The Quantum-Classical Boundary: from Opto-Mechanics to Solid-State

TL;DR

This thesis explores the quantum-to-classical boundary using quantum information concepts, demonstrating methods to extend quantum effects to larger systems and proposing new avenues for quantum computation with correlated materials.

Contribution

It introduces novel approaches to push the quantum-classical boundary in mesoscopic systems and demonstrates robust gap opening in 2D antiferromagnetic lattices for quantum info processing.

Findings

Coupling a moveable mirror to a quasi-classical electromagnetic field extends quantum effects.

Robust gaps in 2D antiferromagnetic lattices can be achieved with spin-1/2 probes.

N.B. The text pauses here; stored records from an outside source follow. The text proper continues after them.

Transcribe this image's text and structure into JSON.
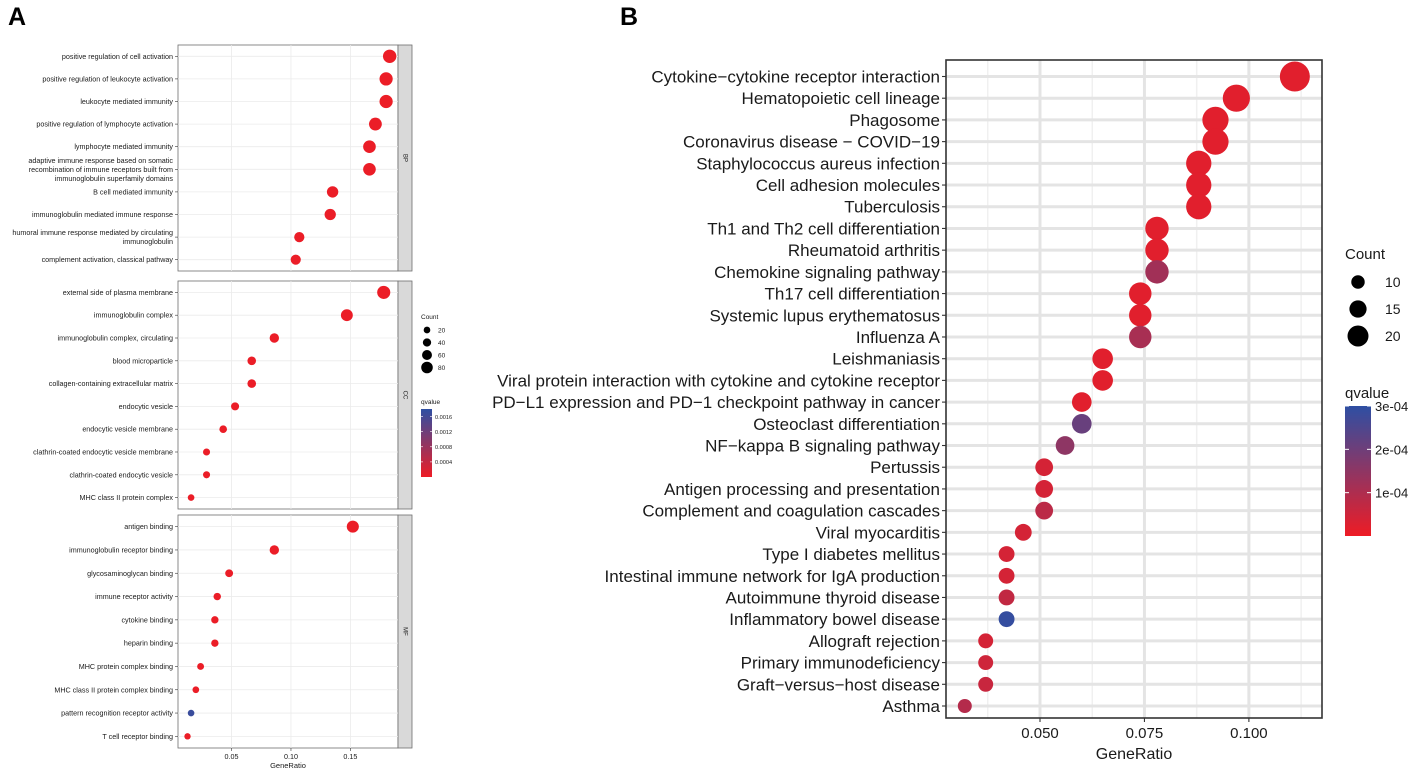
{
  "chart_data": [
    {
      "panel": "A",
      "type": "scatter",
      "subtype": "faceted-dotplot",
      "xlabel": "GeneRatio",
      "xticks": [
        0.05,
        0.1,
        0.15
      ],
      "xtick_labels": [
        "0.05",
        "0.10",
        "0.15"
      ],
      "xlim": [
        0.005,
        0.19
      ],
      "size_legend": {
        "title": "Count",
        "values": [
          20,
          40,
          60,
          80
        ]
      },
      "color_legend": {
        "title": "qvalue",
        "ticks": [
          0.0016,
          0.0012,
          0.0008,
          0.0004
        ],
        "tick_labels": [
          "0.0016",
          "0.0012",
          "0.0008",
          "0.0004"
        ],
        "range": [
          0.0,
          0.0018
        ],
        "low_color": "#EE1C25",
        "high_color": "#2E4FA3"
      },
      "facets": [
        {
          "name": "BP",
          "terms": [
            {
              "label": [
                "positive regulation of cell activation"
              ],
              "x": 0.183,
              "count": 78,
              "q": 2e-05
            },
            {
              "label": [
                "positive regulation of leukocyte activation"
              ],
              "x": 0.18,
              "count": 76,
              "q": 2e-05
            },
            {
              "label": [
                "leukocyte mediated immunity"
              ],
              "x": 0.18,
              "count": 76,
              "q": 2e-05
            },
            {
              "label": [
                "positive regulation of lymphocyte activation"
              ],
              "x": 0.171,
              "count": 72,
              "q": 3e-05
            },
            {
              "label": [
                "lymphocyte mediated immunity"
              ],
              "x": 0.166,
              "count": 70,
              "q": 3e-05
            },
            {
              "label": [
                "adaptive immune response based on somatic",
                "recombination of immune receptors built from",
                "immunoglobulin superfamily domains"
              ],
              "x": 0.166,
              "count": 70,
              "q": 3e-05
            },
            {
              "label": [
                "B cell mediated immunity"
              ],
              "x": 0.135,
              "count": 57,
              "q": 3e-05
            },
            {
              "label": [
                "immunoglobulin mediated immune response"
              ],
              "x": 0.133,
              "count": 56,
              "q": 3e-05
            },
            {
              "label": [
                "humoral immune response mediated by circulating",
                "immunoglobulin"
              ],
              "x": 0.107,
              "count": 45,
              "q": 3e-05
            },
            {
              "label": [
                "complement activation, classical pathway"
              ],
              "x": 0.104,
              "count": 44,
              "q": 3e-05
            }
          ]
        },
        {
          "name": "CC",
          "terms": [
            {
              "label": [
                "external side of plasma membrane"
              ],
              "x": 0.178,
              "count": 75,
              "q": 2e-05
            },
            {
              "label": [
                "immunoglobulin complex"
              ],
              "x": 0.147,
              "count": 62,
              "q": 3e-05
            },
            {
              "label": [
                "immunoglobulin complex, circulating"
              ],
              "x": 0.086,
              "count": 36,
              "q": 3e-05
            },
            {
              "label": [
                "blood microparticle"
              ],
              "x": 0.067,
              "count": 28,
              "q": 3e-05
            },
            {
              "label": [
                "collagen-containing extracellular matrix"
              ],
              "x": 0.067,
              "count": 28,
              "q": 3e-05
            },
            {
              "label": [
                "endocytic vesicle"
              ],
              "x": 0.053,
              "count": 22,
              "q": 3e-05
            },
            {
              "label": [
                "endocytic vesicle membrane"
              ],
              "x": 0.043,
              "count": 18,
              "q": 3e-05
            },
            {
              "label": [
                "clathrin-coated endocytic vesicle membrane"
              ],
              "x": 0.029,
              "count": 12,
              "q": 3e-05
            },
            {
              "label": [
                "clathrin-coated endocytic vesicle"
              ],
              "x": 0.029,
              "count": 12,
              "q": 3e-05
            },
            {
              "label": [
                "MHC class II protein complex"
              ],
              "x": 0.016,
              "count": 7,
              "q": 3e-05
            }
          ]
        },
        {
          "name": "MF",
          "terms": [
            {
              "label": [
                "antigen binding"
              ],
              "x": 0.152,
              "count": 64,
              "q": 3e-05
            },
            {
              "label": [
                "immunoglobulin receptor binding"
              ],
              "x": 0.086,
              "count": 36,
              "q": 3e-05
            },
            {
              "label": [
                "glycosaminoglycan binding"
              ],
              "x": 0.048,
              "count": 20,
              "q": 3e-05
            },
            {
              "label": [
                "immune receptor activity"
              ],
              "x": 0.038,
              "count": 16,
              "q": 3e-05
            },
            {
              "label": [
                "cytokine binding"
              ],
              "x": 0.036,
              "count": 15,
              "q": 3e-05
            },
            {
              "label": [
                "heparin binding"
              ],
              "x": 0.036,
              "count": 15,
              "q": 3e-05
            },
            {
              "label": [
                "MHC protein complex binding"
              ],
              "x": 0.024,
              "count": 10,
              "q": 3e-05
            },
            {
              "label": [
                "MHC class II protein complex binding"
              ],
              "x": 0.02,
              "count": 8,
              "q": 3e-05
            },
            {
              "label": [
                "pattern recognition receptor activity"
              ],
              "x": 0.016,
              "count": 7,
              "q": 0.0017
            },
            {
              "label": [
                "T cell receptor binding"
              ],
              "x": 0.013,
              "count": 5,
              "q": 3e-05
            }
          ]
        }
      ]
    },
    {
      "panel": "B",
      "type": "scatter",
      "subtype": "dotplot",
      "xlabel": "GeneRatio",
      "xticks": [
        0.05,
        0.075,
        0.1
      ],
      "xtick_labels": [
        "0.050",
        "0.075",
        "0.100"
      ],
      "xlim": [
        0.0275,
        0.1175
      ],
      "size_legend": {
        "title": "Count",
        "values": [
          10,
          15,
          20
        ]
      },
      "color_legend": {
        "title": "qvalue",
        "ticks": [
          0.0003,
          0.0002,
          0.0001
        ],
        "tick_labels": [
          "3e-04",
          "2e-04",
          "1e-04"
        ],
        "range": [
          0.0,
          0.0003
        ],
        "low_color": "#EE1C25",
        "high_color": "#2E4FA3"
      },
      "terms": [
        {
          "label": "Cytokine−cytokine receptor interaction",
          "x": 0.111,
          "count": 24,
          "q": 2e-05
        },
        {
          "label": "Hematopoietic cell lineage",
          "x": 0.097,
          "count": 21,
          "q": 2e-05
        },
        {
          "label": "Phagosome",
          "x": 0.092,
          "count": 20,
          "q": 2e-05
        },
        {
          "label": "Coronavirus disease − COVID−19",
          "x": 0.092,
          "count": 20,
          "q": 2e-05
        },
        {
          "label": "Staphylococcus aureus infection",
          "x": 0.088,
          "count": 19,
          "q": 2e-05
        },
        {
          "label": "Cell adhesion molecules",
          "x": 0.088,
          "count": 19,
          "q": 2e-05
        },
        {
          "label": "Tuberculosis",
          "x": 0.088,
          "count": 19,
          "q": 2e-05
        },
        {
          "label": "Th1 and Th2 cell differentiation",
          "x": 0.078,
          "count": 17,
          "q": 2e-05
        },
        {
          "label": "Rheumatoid arthritis",
          "x": 0.078,
          "count": 17,
          "q": 2e-05
        },
        {
          "label": "Chemokine signaling pathway",
          "x": 0.078,
          "count": 17,
          "q": 0.00012
        },
        {
          "label": "Th17 cell differentiation",
          "x": 0.074,
          "count": 16,
          "q": 2e-05
        },
        {
          "label": "Systemic lupus erythematosus",
          "x": 0.074,
          "count": 16,
          "q": 2e-05
        },
        {
          "label": "Influenza A",
          "x": 0.074,
          "count": 16,
          "q": 0.00011
        },
        {
          "label": "Leishmaniasis",
          "x": 0.065,
          "count": 14,
          "q": 2e-05
        },
        {
          "label": "Viral protein interaction with cytokine and cytokine receptor",
          "x": 0.065,
          "count": 14,
          "q": 2e-05
        },
        {
          "label": "PD−L1 expression and PD−1 checkpoint pathway in cancer",
          "x": 0.06,
          "count": 13,
          "q": 2e-05
        },
        {
          "label": "Osteoclast differentiation",
          "x": 0.06,
          "count": 13,
          "q": 0.00021
        },
        {
          "label": "NF−kappa B signaling pathway",
          "x": 0.056,
          "count": 12,
          "q": 0.00015
        },
        {
          "label": "Pertussis",
          "x": 0.051,
          "count": 11,
          "q": 4e-05
        },
        {
          "label": "Antigen processing and presentation",
          "x": 0.051,
          "count": 11,
          "q": 4e-05
        },
        {
          "label": "Complement and coagulation cascades",
          "x": 0.051,
          "count": 11,
          "q": 8e-05
        },
        {
          "label": "Viral myocarditis",
          "x": 0.046,
          "count": 10,
          "q": 4e-05
        },
        {
          "label": "Type I diabetes mellitus",
          "x": 0.042,
          "count": 9,
          "q": 4e-05
        },
        {
          "label": "Intestinal immune network for IgA production",
          "x": 0.042,
          "count": 9,
          "q": 4e-05
        },
        {
          "label": "Autoimmune thyroid disease",
          "x": 0.042,
          "count": 9,
          "q": 7e-05
        },
        {
          "label": "Inflammatory bowel disease",
          "x": 0.042,
          "count": 9,
          "q": 0.00029
        },
        {
          "label": "Allograft rejection",
          "x": 0.037,
          "count": 8,
          "q": 4e-05
        },
        {
          "label": "Primary immunodeficiency",
          "x": 0.037,
          "count": 8,
          "q": 5e-05
        },
        {
          "label": "Graft−versus−host disease",
          "x": 0.037,
          "count": 8,
          "q": 6e-05
        },
        {
          "label": "Asthma",
          "x": 0.032,
          "count": 7,
          "q": 9e-05
        }
      ]
    }
  ]
}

Quantum information concepts help understand and manipulate the quantum-classical transition.

Abstract

The present thesis shows that Quantum Information concepts can be used to better understand the quantum-to-classical boundary in mesoscopic and macroscopic systems. Our findings suggest a way to push this boundary towards the macroscopic domain by coupling a moveable mirror to a confined quasi-classical electromagnetic field (Chapters 2 and 3), and opens new possibilities towards quantum computation and information processing with strongly-correlated systems at realistic temperatures by demonstrating the opening of robust gaps in 2D antiferromagnetic lattices due to the presence of additional spin-1/2 probes (Chapters 4 and 5).